Some may shun a Roth because they assume their spending — and hence their tax bracket — will fall when they retire. But that doesn’t always happen, according to financial advisors.

And there are benefits to Roth accounts beyond tax savings.

For one, savers don’t need to take required minimum distributions from Roth accounts, unlike with traditional pre-tax 401(k) accounts.

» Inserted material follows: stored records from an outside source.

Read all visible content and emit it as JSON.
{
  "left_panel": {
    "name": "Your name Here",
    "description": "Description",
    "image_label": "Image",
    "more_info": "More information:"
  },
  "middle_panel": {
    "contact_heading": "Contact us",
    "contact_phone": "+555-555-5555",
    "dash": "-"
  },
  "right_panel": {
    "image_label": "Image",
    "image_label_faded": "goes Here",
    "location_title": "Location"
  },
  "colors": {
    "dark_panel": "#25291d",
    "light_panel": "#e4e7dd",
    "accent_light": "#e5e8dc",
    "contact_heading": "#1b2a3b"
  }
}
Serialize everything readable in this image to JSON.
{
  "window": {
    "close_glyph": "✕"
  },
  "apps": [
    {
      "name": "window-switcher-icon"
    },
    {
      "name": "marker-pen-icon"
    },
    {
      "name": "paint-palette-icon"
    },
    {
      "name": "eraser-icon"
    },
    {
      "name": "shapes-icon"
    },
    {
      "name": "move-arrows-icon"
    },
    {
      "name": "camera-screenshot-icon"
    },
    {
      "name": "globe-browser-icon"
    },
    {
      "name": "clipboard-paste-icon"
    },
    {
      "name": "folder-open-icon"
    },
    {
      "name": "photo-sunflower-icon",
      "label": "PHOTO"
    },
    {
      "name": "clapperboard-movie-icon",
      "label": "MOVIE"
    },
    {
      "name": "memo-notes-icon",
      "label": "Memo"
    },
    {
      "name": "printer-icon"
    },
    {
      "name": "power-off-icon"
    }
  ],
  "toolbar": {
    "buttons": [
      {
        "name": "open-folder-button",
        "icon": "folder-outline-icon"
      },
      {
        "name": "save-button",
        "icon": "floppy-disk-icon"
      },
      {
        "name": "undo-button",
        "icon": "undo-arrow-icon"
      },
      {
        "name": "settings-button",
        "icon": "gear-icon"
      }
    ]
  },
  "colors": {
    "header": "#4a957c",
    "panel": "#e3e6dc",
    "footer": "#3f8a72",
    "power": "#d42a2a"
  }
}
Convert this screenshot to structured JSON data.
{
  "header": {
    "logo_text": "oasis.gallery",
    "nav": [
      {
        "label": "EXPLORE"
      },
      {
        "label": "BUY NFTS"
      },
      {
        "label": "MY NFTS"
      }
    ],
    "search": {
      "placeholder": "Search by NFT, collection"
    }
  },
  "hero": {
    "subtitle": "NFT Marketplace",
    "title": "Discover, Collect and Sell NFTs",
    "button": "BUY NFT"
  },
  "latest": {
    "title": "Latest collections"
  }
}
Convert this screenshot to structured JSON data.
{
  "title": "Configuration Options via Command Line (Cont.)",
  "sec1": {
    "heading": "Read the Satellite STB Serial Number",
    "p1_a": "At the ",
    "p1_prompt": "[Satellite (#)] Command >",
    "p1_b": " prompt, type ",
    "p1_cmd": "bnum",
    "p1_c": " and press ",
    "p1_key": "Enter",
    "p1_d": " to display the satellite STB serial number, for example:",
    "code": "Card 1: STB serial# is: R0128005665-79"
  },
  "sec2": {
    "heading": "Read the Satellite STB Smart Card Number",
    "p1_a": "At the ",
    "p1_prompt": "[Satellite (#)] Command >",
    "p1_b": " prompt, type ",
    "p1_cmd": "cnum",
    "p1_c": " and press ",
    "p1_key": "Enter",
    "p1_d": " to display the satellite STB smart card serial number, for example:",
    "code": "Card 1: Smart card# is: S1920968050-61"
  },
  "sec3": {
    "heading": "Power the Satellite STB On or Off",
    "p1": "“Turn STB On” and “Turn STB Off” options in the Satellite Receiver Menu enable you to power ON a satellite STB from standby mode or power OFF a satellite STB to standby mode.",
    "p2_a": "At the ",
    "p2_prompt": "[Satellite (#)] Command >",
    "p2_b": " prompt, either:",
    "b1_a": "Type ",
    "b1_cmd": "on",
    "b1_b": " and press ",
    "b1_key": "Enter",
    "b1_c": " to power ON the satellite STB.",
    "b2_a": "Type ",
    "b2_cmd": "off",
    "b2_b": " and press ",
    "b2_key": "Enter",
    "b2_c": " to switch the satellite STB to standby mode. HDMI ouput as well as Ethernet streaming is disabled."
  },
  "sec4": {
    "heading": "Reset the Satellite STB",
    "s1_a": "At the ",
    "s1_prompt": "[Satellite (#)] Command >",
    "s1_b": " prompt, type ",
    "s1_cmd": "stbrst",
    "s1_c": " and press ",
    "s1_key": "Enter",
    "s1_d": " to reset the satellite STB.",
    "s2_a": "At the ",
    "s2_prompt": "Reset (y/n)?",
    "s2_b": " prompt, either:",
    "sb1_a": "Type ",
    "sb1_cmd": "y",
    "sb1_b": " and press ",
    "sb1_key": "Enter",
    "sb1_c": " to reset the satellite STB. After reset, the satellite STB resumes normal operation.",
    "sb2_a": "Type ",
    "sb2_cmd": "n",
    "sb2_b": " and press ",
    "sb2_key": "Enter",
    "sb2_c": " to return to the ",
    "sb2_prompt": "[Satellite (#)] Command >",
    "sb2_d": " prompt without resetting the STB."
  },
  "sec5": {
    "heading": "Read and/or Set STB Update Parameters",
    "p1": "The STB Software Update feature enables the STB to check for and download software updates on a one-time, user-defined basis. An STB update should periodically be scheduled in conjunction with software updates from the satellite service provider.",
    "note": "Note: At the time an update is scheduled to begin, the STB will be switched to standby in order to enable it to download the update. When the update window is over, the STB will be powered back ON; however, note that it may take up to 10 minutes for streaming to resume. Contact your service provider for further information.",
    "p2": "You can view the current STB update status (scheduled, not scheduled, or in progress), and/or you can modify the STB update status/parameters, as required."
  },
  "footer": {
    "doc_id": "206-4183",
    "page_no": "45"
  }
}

Savers can also reduce their Medicare Part B premiums, which are based on taxable income in retirement; Roth accounts, which yield tax-free income, can help keep one’s income below certain thresholds over which premiums may rise significantly.

Some advisors recommend allocating 401(k) savings to both pre-tax and Roth, regardless of age, as a hedge. About 70% of 401(k) plans allow for both, according to the Plan Sponsor Council of America.

“It’s not just about taxes, it’s about flexibility,” Lander said. “We’ve been taught to diversify investments.

“We should be diversifying our tax strategy.”